Wer verkauft Leitungswasser?

Michael Frenz (Neues vom Hexer) fragte über Facebook an, ob ich Zeit hätte, mit ihm die Erkundung eines Teils der Strecke seines Barbarossa-Etappenlaufs durchzuführen.
Es ist ja nicht so, dass ich vor lauter Langeweile nie weiß, was ich mit mir anfangen soll, aber so ein Scouting ist es allemal wert, ein paar weniger wichtige Aufgaben vorzuziehen oder auf später zu verschieben. Zudem sollte es mit dem Mittwoch und dem Vatertag am Donnerstag sowieso nur ein Bürotag und ein Feiertag sein, das schien machbar.
Bei der Überprüfung des Bollerwagens stellte ich sowieso fest, dass die Vatertagstour mangels Bollerwagen und mangels alkoholischer Getränke hätte ausfallen müssen, also beschlossen Michael und ich, gemeinsam 140 Kilometer an zwei Tagen zu laufen.
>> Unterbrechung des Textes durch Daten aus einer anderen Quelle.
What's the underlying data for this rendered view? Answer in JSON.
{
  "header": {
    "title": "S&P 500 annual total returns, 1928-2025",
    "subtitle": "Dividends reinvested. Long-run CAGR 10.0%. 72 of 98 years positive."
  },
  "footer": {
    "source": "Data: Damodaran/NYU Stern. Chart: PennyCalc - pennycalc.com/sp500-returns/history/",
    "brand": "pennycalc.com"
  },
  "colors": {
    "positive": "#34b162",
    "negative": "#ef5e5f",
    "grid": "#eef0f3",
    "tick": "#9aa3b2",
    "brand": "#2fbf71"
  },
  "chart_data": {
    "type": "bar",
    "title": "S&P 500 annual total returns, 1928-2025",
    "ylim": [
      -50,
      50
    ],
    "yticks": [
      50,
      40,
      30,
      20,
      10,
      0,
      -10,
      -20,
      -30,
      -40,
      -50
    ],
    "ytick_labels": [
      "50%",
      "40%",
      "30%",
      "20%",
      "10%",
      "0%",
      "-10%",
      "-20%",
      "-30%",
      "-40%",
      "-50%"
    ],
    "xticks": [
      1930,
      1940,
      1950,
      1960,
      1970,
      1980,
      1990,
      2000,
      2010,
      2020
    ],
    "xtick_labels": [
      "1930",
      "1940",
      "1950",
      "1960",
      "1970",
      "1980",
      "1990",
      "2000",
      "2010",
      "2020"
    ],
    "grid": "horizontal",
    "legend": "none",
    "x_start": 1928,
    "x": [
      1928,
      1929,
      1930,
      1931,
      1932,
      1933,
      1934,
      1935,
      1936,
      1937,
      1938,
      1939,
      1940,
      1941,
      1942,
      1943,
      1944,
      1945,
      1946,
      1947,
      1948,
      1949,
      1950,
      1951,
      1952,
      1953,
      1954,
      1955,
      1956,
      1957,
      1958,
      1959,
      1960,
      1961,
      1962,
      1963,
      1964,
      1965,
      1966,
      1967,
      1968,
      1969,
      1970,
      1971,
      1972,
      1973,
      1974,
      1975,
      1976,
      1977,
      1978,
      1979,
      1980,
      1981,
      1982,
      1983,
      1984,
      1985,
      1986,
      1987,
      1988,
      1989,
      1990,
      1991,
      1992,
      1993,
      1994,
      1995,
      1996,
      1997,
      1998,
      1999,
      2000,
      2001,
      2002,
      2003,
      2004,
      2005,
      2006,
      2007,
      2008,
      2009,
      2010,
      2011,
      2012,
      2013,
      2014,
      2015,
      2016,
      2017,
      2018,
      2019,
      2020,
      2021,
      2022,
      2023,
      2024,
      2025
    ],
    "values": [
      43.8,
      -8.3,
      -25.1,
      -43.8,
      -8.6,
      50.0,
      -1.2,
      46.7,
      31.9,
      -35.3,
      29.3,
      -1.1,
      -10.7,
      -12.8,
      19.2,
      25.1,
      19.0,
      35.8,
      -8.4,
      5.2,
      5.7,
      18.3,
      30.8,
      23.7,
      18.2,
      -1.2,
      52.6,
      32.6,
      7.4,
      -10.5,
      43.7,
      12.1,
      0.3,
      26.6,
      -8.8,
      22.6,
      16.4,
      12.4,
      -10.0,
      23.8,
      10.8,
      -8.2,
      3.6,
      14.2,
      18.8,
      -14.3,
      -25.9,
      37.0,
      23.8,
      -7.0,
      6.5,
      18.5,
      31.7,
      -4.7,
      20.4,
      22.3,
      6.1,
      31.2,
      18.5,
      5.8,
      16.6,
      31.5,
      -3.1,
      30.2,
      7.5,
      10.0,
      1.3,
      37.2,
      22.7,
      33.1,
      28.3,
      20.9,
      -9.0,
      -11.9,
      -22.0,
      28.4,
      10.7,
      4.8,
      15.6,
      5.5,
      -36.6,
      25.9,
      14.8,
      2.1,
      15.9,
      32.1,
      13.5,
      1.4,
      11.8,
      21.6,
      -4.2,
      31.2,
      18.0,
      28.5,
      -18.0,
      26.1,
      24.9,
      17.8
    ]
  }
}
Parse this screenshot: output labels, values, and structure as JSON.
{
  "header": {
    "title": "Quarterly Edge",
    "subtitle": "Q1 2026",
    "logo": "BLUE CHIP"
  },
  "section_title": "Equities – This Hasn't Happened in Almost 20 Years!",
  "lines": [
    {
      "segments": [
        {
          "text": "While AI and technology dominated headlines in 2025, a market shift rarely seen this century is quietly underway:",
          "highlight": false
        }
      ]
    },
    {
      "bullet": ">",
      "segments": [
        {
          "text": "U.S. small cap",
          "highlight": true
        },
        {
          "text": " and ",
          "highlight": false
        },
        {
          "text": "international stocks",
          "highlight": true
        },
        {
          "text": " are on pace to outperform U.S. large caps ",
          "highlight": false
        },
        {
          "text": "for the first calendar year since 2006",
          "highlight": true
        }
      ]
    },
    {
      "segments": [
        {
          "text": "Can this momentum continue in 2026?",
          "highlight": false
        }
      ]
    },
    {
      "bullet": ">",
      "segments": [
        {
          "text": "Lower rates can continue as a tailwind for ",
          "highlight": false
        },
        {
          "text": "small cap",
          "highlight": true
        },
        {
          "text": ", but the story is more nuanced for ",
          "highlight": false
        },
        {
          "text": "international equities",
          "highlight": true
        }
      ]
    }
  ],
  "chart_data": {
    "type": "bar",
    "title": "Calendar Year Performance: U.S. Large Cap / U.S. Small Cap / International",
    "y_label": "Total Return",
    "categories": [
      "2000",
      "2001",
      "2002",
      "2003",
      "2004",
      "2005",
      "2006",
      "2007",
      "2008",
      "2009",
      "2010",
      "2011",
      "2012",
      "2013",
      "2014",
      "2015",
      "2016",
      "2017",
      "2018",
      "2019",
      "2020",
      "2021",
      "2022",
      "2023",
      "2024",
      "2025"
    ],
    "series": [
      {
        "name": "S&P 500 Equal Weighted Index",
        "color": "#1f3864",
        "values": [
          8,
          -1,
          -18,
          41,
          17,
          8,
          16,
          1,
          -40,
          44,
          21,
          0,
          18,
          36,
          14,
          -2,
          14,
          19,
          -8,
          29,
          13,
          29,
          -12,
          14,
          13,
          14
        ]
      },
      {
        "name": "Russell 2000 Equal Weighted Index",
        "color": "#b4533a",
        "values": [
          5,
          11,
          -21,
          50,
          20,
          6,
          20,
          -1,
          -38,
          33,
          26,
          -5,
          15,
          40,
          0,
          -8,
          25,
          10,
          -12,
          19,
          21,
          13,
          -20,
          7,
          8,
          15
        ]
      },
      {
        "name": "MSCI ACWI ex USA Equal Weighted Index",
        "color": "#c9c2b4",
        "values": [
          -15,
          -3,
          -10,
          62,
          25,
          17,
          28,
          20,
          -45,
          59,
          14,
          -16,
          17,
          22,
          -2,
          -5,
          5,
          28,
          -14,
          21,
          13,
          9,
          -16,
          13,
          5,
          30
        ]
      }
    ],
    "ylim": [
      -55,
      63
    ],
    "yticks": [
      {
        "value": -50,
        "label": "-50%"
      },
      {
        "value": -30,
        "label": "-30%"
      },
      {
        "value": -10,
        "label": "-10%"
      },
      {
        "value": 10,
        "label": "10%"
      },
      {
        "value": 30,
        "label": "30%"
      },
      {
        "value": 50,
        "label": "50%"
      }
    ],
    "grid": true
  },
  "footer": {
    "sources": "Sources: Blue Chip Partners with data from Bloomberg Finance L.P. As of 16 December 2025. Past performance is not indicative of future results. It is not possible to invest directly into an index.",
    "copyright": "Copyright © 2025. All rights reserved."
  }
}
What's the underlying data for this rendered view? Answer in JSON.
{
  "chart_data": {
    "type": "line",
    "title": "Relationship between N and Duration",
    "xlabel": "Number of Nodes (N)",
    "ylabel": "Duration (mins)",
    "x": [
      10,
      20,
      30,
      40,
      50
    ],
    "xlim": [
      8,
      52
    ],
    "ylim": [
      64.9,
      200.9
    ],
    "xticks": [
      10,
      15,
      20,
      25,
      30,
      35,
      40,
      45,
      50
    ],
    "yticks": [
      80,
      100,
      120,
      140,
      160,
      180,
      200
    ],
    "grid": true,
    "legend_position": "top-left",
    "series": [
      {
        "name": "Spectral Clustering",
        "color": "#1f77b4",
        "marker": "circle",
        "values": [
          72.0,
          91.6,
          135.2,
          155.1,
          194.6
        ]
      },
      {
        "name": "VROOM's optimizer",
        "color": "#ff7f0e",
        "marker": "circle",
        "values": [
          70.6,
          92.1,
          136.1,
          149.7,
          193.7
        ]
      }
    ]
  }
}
So weit, so gut und leicht.

Schwieriger aber wurde es dann, als es in die Detailplanung ging.
Sollten wir erst nach Sondershausen fahren und dort den Zug nach Rotenburg an der Fulda nehmen oder sollten wir nach Rotenburg an der Fulda fahren und nach den Läufen von Sondershausen mit dem Zug zurück?
Gegen die erste Variante sprach, dass wir nach der langen Autofahrt und der langen Zugfahrt kaum noch Zeit zum Laufen gehabt hätten, gegen die zweite Variante sprach, dass der letzte Zug von Sondershausen am Vater-Feiertag um 19 Uhr ging. Und 80 K auf dem Trail bis 19 Uhr? Da tickt dann irgend etwas in Deinem Läuferhirn – und das meist nicht mehr richtig.

Wir entschieden uns dann für die Variante drei, die Michael kurzfristig entwickelt hatte. Wir fuhren nach Eschwege, ganz früh am Morgen. Aufstehen um 4 Uhr, quasi mitten in der Nacht! So aber konnten wir früh in Eschwege starten, um die 80 K, die wir bis Sondershausen vor uns hatten, einigermaßen entspannt laufen zu können.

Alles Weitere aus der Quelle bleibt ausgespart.